In chemistry, an acid-base reaction involves the transfer of protons (H⁺ ions) between reactants. This is crucial in determining the solubility of salts in acidic solutions. For example, acids like nitric acid (HNO₃) can donate protons (H⁺) to other substances.

• These protons can react with anions of salts, such as sulfide (S²⁻) and hydroxide (OH⁻), present in salts like Copper sulfide (CuS) and Cadmium hydroxide (Cd(OH)₂).
• This reaction forms less negatively charged ions or neutral molecules like water, which in turn shifts the equilibrium towards more salt dissolving.
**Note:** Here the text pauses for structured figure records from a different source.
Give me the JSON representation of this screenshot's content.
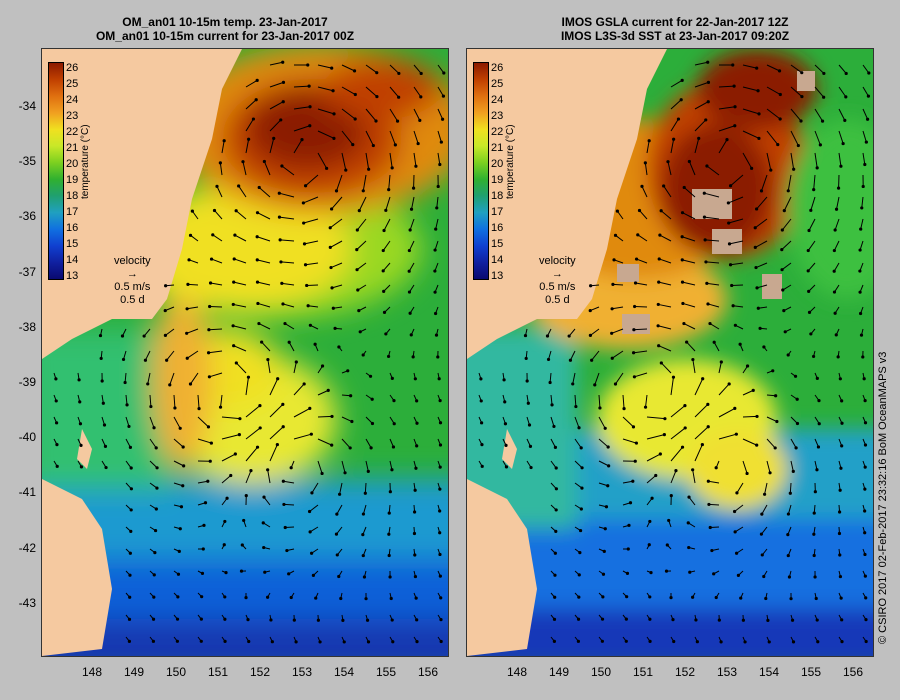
{
  "left_panel": {
    "title_line1": "OM_an01 10-15m temp. 23-Jan-2017",
    "title_line2": "OM_an01 10-15m current for 23-Jan-2017 00Z"
  },
  "right_panel": {
    "title_line1": "IMOS GSLA current for 22-Jan-2017 12Z",
    "title_line2": "IMOS L3S-3d SST at 23-Jan-2017 09:20Z"
  },
  "colorbar": {
    "title": "temperature (°C)",
    "ticks": [
      "26",
      "25",
      "24",
      "23",
      "22",
      "21",
      "20",
      "19",
      "18",
      "17",
      "16",
      "15",
      "14",
      "13"
    ],
    "colors": [
      "#8b1a00",
      "#c04000",
      "#e07010",
      "#f0a020",
      "#f0e020",
      "#c8e828",
      "#7cd020",
      "#30b030",
      "#20a070",
      "#20a0c0",
      "#1070e0",
      "#1040d0",
      "#1020a0",
      "#0a0a70"
    ]
  },
  "velocity_key": {
    "label": "velocity",
    "speed": "0.5 m/s",
    "duration": "0.5 d"
  },
  "y_axis": {
    "ticks": [
      "-34",
      "-35",
      "-36",
      "-37",
      "-38",
      "-39",
      "-40",
      "-41",
      "-42",
      "-43"
    ]
  },
  "x_axis": {
    "ticks": [
      "148",
      "149",
      "150",
      "151",
      "152",
      "153",
      "154",
      "155",
      "156"
    ]
  },
  "credit": "© CSIRO 2017   02-Feb-2017 23:32:16 BoM OceanMAPS v3",
  "colors": {
    "land": "#f5c9a0",
    "background": "#c0c0c0"
  }
}
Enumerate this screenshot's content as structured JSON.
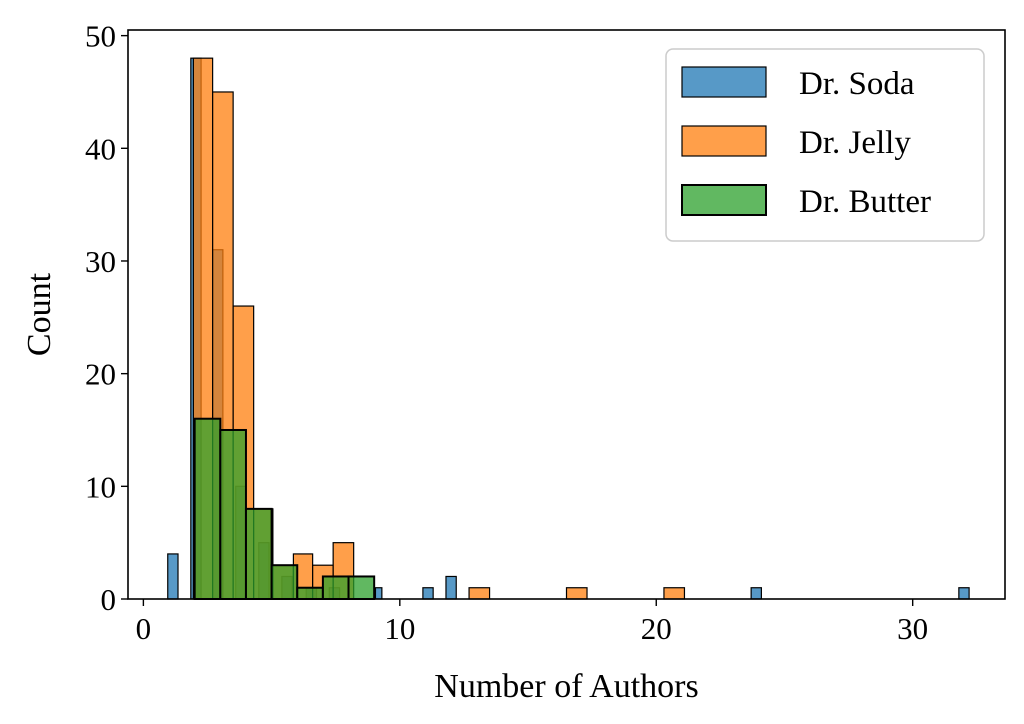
{
  "chart_data": {
    "type": "bar",
    "xlabel": "Number of Authors",
    "ylabel": "Count",
    "xlim": [
      -0.6,
      33.6
    ],
    "ylim": [
      0,
      50.5
    ],
    "xticks": [
      0,
      10,
      20,
      30
    ],
    "yticks": [
      0,
      10,
      20,
      30,
      40,
      50
    ],
    "legend_position": "top-right",
    "grid": false,
    "series": [
      {
        "name": "Dr. Soda",
        "color": "#1f77b4",
        "opacity": 0.75,
        "bins": [
          {
            "x0": 0.95,
            "x1": 1.35,
            "count": 4
          },
          {
            "x0": 1.85,
            "x1": 2.25,
            "count": 48
          },
          {
            "x0": 2.7,
            "x1": 3.1,
            "count": 31
          },
          {
            "x0": 3.6,
            "x1": 4.0,
            "count": 10
          },
          {
            "x0": 4.5,
            "x1": 4.9,
            "count": 5
          },
          {
            "x0": 5.4,
            "x1": 5.8,
            "count": 2
          },
          {
            "x0": 6.35,
            "x1": 6.75,
            "count": 1
          },
          {
            "x0": 7.25,
            "x1": 7.65,
            "count": 1
          },
          {
            "x0": 9.05,
            "x1": 9.3,
            "count": 1
          },
          {
            "x0": 10.9,
            "x1": 11.3,
            "count": 1
          },
          {
            "x0": 11.8,
            "x1": 12.2,
            "count": 2
          },
          {
            "x0": 23.7,
            "x1": 24.1,
            "count": 1
          },
          {
            "x0": 31.8,
            "x1": 32.2,
            "count": 1
          }
        ]
      },
      {
        "name": "Dr. Jelly",
        "color": "#ff7f0e",
        "opacity": 0.75,
        "bins": [
          {
            "x0": 1.95,
            "x1": 2.7,
            "count": 48
          },
          {
            "x0": 2.7,
            "x1": 3.5,
            "count": 45
          },
          {
            "x0": 3.5,
            "x1": 4.3,
            "count": 26
          },
          {
            "x0": 4.3,
            "x1": 5.05,
            "count": 8
          },
          {
            "x0": 5.05,
            "x1": 5.85,
            "count": 3
          },
          {
            "x0": 5.85,
            "x1": 6.6,
            "count": 4
          },
          {
            "x0": 6.6,
            "x1": 7.4,
            "count": 3
          },
          {
            "x0": 7.4,
            "x1": 8.2,
            "count": 5
          },
          {
            "x0": 12.7,
            "x1": 13.5,
            "count": 1
          },
          {
            "x0": 16.5,
            "x1": 17.3,
            "count": 1
          },
          {
            "x0": 20.3,
            "x1": 21.1,
            "count": 1
          }
        ]
      },
      {
        "name": "Dr. Butter",
        "color": "#2ca02c",
        "opacity": 0.75,
        "bins": [
          {
            "x0": 2.0,
            "x1": 3.0,
            "count": 16
          },
          {
            "x0": 3.0,
            "x1": 4.0,
            "count": 15
          },
          {
            "x0": 4.0,
            "x1": 5.0,
            "count": 8
          },
          {
            "x0": 5.0,
            "x1": 6.0,
            "count": 3
          },
          {
            "x0": 6.0,
            "x1": 7.0,
            "count": 1
          },
          {
            "x0": 7.0,
            "x1": 8.0,
            "count": 2
          },
          {
            "x0": 8.0,
            "x1": 9.0,
            "count": 2
          }
        ]
      }
    ]
  }
}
This interaction is a fundamental concept in understanding why certain salts dissolve more in acidic environments, enhancing their solubility.

Chemical Equilibrium

Chemical equilibrium is a state in which the rates of the forward and reverse reactions are equal, resulting in no net change in the concentrations of reactants and products.

• For a salt like Copper sulfide (CuS), the equilibrium exists between the dissolved ions (Cu²⁺ and S²⁻) and the undissolved solid.
• When protons from an acid (like H₃O⁺) react with sulfide ions (S²⁻), it forms bisulfide ions (HS⁻), disrupting the equilibrium.

The reaction tends to shift towards more dissolution of the salt to restore equilibrium, thus making the salt appear more soluble.

Dissolution Process

The dissolution process involves a substance, usually a solid (like a salt), dissolving into a liquid, forming a solution. Understanding this process involves looking into both the chemical interaction and physical dissolving mechanisms.

• When placed in water, a salt like Copper sulfide (CuS) dissociates into its ionic components.
• However, the presence of nitric acid (an acid) causes further chemical reactions that promote more dissolving of the salt.
• The acid's protons (H⁺) help by reacting with negatively charged ions, aiding the salt to go into solution.

This not only increases the salt's solubility but also exemplifies the intricate balance of chemical and physical processes in dissolution.

Salt Solubility in Acids

Salt solubility in acids is a concept reflecting how some salts dissolve better in the presence of acids than in pure water. This is due to interactions between the acid and the anions from the salt.

• Salts like Copper sulfide (CuS) and Cadmium hydroxide (Cd(OH)₂) are substantially more soluble in acidic solutions because their anions (S²⁻ and OH⁻) can readily react with H⁺ ions.
• Such interactions lower the concentration of the anion in the solution, prompting more salt to dissolve.

This understanding helps in predicting the solubility behavior of different salts in acidic environments, aiding in various practical applications, from industry to laboratory settings.